Effect corresponding to claim 3: Claim 1 or 2
The Coriolis flowmeter according to claim 1, wherein the pipe length of the measurement pipe between the connection member and the support member to which the measurement pipe having an annular loop is connected to the inflow-side pipe and the outflow-side pipe is Since the angle is within 30 ° when viewed from the axial direction of the annular loop, the total length of the measuring tube can be shortened. Further, since the pipe diameter of the connecting portion can be increased, the pressure loss can be reduced. Further, since the connecting portion of the measuring tube can be formed separately from the annular loop portion as a rigid body and integrally formed with the connecting flange portion, it can be manufactured at low cost.

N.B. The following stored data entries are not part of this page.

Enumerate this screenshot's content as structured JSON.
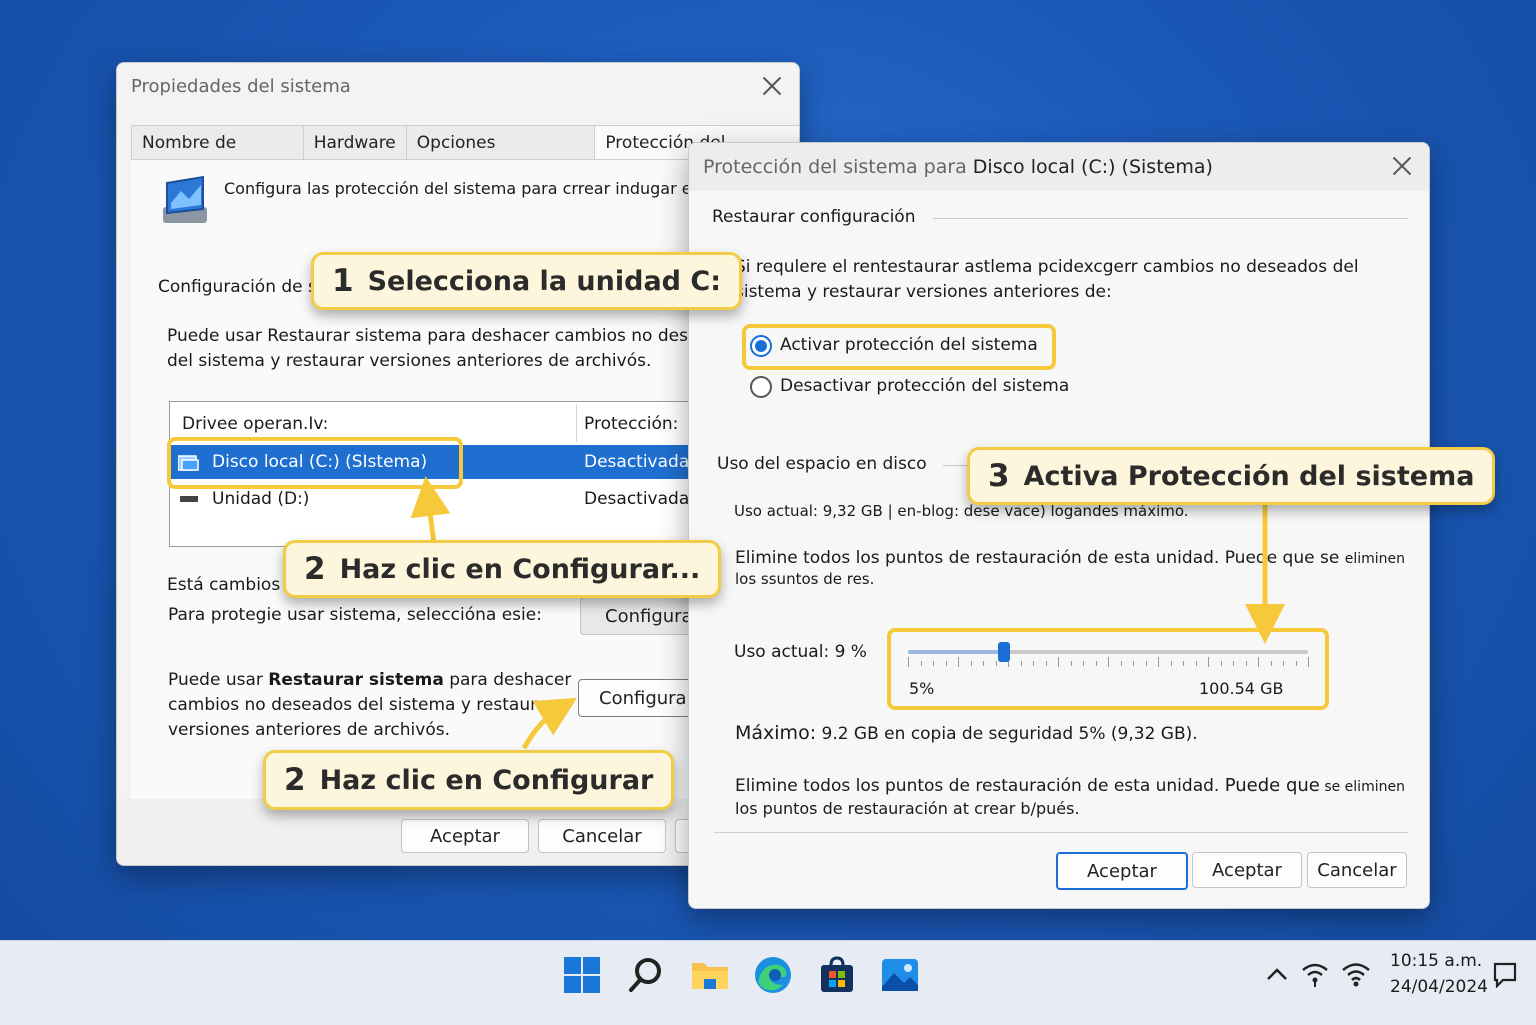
{
  "window1": {
    "title": "Propiedades del sistema",
    "tabs": [
      "Nombre de equipo",
      "Hardware",
      "Opciones avanzadas",
      "Protección del sistema"
    ],
    "intro": "Configura las protección del sistema para crrear indugar e",
    "section_label": "Configuración de s",
    "desc_line1": "Puede usar Restaurar sistema para deshacer cambios no deseán",
    "desc_line2": "del sistema y restaurar versiones anteriores de archivós.",
    "table": {
      "col_drives": "Drivee operan.Iv:",
      "col_protection": "Protección:",
      "rows": [
        {
          "name": "Disco local  (C:)  (SIstema)",
          "status": "Desactivada"
        },
        {
          "name": "Unidad (D:)",
          "status": "Desactivada"
        }
      ]
    },
    "changes_label": "Está cambios (",
    "protect_text": "Para protegie usar sistema, seleccióna esie:",
    "configure_btn1": "Configurar",
    "restore_p1": "Puede usar ",
    "restore_bold": "Restaurar sistema",
    "restore_p2": " para deshacer",
    "restore_line2": "cambios no deseados del sistema y restaurar",
    "restore_line3": "versiones anteriores de archivós.",
    "configure_btn2": "Configurar",
    "ok_btn": "Aceptar",
    "cancel_btn": "Cancelar"
  },
  "window2": {
    "title_prefix": "Protección del sistema para ",
    "title_drive": "Disco local (C:) (Sistema)",
    "restore_group": "Restaurar configuración",
    "restore_desc1": "Si requlere el rentestaurar astlema pcidexcgerr cambios no deseados del",
    "restore_desc2": "sistema y restaurar versiones anteriores de:",
    "radio_on": "Activar protección del sistema",
    "radio_off": "Desactivar protección del sistema",
    "disk_group": "Uso del espacio en disco",
    "current_usage": "Uso actual: 9,32 GB | en-blog: dese vace) logandes máximo.",
    "delete_line1a": "Elimine todos los puntos de restauración de esta unidad. Puede que se ",
    "delete_line1b": "eliminen",
    "delete_line2": "los ssuntos de res.",
    "slider_label": "Uso actual: 9 %",
    "slider_level": 0.24,
    "slider_min": "5%",
    "slider_max": "100.54 GB",
    "max_bold": "Máximo:",
    "max_text": " 9.2 GB en copia de seguridad 5% (9,32 GB).",
    "delete2_line1a": "Elimine todos los puntos de restauración de esta unidad. ",
    "delete2_line1b": "Puede que",
    "delete2_line1c": " se eliminen",
    "delete2_line2": "los puntos de restauración at crear b/pués.",
    "btn_ok1": "Aceptar",
    "btn_ok2": "Aceptar",
    "btn_cancel": "Cancelar"
  },
  "callouts": [
    {
      "num": "1",
      "text": "Selecciona la unidad C:"
    },
    {
      "num": "2",
      "text": "Haz clic en Configurar..."
    },
    {
      "num": "2",
      "text": "Haz clic en Configurar"
    },
    {
      "num": "3",
      "text": "Activa Protección del sistema"
    }
  ],
  "taskbar": {
    "icons": [
      "windows-start-icon",
      "search-icon",
      "file-explorer-icon",
      "edge-icon",
      "store-icon",
      "photos-icon"
    ],
    "time": "10:15 a.m.",
    "date": "24/04/2024"
  },
  "colors": {
    "accent": "#1a6fd6",
    "callout_border": "#f2cc45",
    "selection": "#1f6fd0"
  }
}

[Brief description of drawings]

FIG. 1 is a diagram for explaining an embodiment of a Coriolis flowmeter according to the present invention.

FIG. 2 is a diagram for explaining a partial view for explaining an example of an embodiment of a connection portion of a Coriolis flowmeter according to the present invention.

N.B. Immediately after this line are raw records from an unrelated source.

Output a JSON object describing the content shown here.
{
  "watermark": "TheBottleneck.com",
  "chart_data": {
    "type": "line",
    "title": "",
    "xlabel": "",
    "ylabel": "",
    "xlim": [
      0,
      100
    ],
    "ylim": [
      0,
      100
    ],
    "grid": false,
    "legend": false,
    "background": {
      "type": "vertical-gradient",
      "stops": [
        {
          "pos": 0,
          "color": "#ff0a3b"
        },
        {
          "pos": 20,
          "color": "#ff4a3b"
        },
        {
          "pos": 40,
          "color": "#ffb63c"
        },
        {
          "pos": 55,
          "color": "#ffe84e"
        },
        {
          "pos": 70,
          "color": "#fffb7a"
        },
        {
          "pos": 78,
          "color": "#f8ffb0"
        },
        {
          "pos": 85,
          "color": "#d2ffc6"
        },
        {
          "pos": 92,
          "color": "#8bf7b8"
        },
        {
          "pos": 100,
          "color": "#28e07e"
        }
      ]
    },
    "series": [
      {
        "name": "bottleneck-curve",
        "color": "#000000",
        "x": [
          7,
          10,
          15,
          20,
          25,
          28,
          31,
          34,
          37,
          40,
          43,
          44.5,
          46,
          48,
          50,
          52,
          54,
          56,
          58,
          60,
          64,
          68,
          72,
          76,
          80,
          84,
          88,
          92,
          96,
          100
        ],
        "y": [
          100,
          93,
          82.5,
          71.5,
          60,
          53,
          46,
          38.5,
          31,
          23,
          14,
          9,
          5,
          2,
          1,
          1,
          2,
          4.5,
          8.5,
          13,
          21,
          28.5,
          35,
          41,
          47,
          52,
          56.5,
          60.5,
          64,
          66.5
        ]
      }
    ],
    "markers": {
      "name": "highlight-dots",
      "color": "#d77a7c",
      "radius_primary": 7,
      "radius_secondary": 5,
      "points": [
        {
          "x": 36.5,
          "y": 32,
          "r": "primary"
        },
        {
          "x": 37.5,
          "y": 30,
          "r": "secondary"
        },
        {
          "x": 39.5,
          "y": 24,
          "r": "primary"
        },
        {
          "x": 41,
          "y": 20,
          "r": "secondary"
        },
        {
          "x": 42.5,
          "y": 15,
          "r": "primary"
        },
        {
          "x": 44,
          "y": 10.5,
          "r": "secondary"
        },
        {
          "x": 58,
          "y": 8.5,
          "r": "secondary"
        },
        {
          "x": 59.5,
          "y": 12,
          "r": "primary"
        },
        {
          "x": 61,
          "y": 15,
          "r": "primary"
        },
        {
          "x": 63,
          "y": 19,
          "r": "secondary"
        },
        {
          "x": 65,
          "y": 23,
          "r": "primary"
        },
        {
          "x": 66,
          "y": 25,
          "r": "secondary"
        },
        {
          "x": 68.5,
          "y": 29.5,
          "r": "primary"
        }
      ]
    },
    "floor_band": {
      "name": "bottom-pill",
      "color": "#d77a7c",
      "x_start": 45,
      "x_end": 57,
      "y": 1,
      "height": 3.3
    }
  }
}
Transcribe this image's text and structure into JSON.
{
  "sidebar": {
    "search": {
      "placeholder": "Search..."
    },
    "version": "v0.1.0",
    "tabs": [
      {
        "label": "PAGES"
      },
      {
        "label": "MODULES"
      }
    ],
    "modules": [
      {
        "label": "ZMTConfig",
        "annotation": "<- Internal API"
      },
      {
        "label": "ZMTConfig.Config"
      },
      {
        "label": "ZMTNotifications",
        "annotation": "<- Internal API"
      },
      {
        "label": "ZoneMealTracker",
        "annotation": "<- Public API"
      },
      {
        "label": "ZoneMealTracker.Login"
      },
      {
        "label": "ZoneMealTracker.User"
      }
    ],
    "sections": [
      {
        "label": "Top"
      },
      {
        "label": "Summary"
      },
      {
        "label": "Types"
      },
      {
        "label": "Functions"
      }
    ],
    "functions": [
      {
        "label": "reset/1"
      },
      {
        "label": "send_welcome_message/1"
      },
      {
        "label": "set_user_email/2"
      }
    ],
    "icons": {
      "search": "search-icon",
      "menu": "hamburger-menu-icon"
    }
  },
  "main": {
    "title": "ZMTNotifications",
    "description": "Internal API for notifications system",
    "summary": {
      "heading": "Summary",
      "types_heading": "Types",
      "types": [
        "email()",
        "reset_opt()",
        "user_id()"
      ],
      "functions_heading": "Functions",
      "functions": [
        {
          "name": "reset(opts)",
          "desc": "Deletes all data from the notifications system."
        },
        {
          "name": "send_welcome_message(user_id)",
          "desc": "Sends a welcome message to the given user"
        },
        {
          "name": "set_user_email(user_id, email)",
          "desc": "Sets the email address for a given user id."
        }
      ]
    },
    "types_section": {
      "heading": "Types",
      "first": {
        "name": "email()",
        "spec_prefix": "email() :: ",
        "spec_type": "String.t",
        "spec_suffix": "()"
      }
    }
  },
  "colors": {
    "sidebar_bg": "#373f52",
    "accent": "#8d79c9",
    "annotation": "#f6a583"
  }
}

FIG. 3 is a perspective view for explaining vibration of an annular loop portion of the Coriolis flowmeter shown in FIG.

FIG. 4 is a perspective view for explaining the operation of a conventional mass flowmeter having a measurement loop.

[Explanation of symbols]

DESCRIPTION OF SYMBOLS 1 ... Outer cylinder, 2 ... Measuring tube, 3 ... Support member, 4, 5 ... Side plate of support member, 6, 7 ... 1st support plate of support member 3, 8 ... Drive part, 9, 10 ... Detection part, 11 , 12 ... Second support plate, 13
… Connection tube.

Claims (3)

[Claims] 1. An inflow-side conduit and an outflow-side conduit fixed coaxially to a fluid inflow direction with a space therebetween, and respective axes connected to the inflow-side conduit and the outflow-side conduit with continuous curves. Is
A support member having a measuring tube having an annular loop with one or more turns and less than two turns, and first support plates for integrally fixing the annular loops facing each other at two locations sandwiching a predetermined center angle of the annular loop. A driving means for vibrating the measuring tube around the supporting member, and a detecting means for detecting a Coriolis force received by the fluid flowing in the measuring tube due to the vibration, and a mass flow rate of the fluid proportional to the Coriolis force is obtained. A Coriolis flowmeter characterized in that. 2. A second supporting plate for supporting the measuring tube supported by the first supporting plate of the supporting member at positions equidistant from a supporting position on the driving means side. The Coriolis flowmeter according to 1. 3. A pipe line of the measuring pipe between a connection part to which the measuring pipe having an annular loop is connected to the inflow side pipe line and the outflow side pipe line and the first support plate of the supporting member. Is within 30 ° when viewed from the axial direction of the annular loop, The Coriolis flowmeter according to claim 1 or 2, wherein.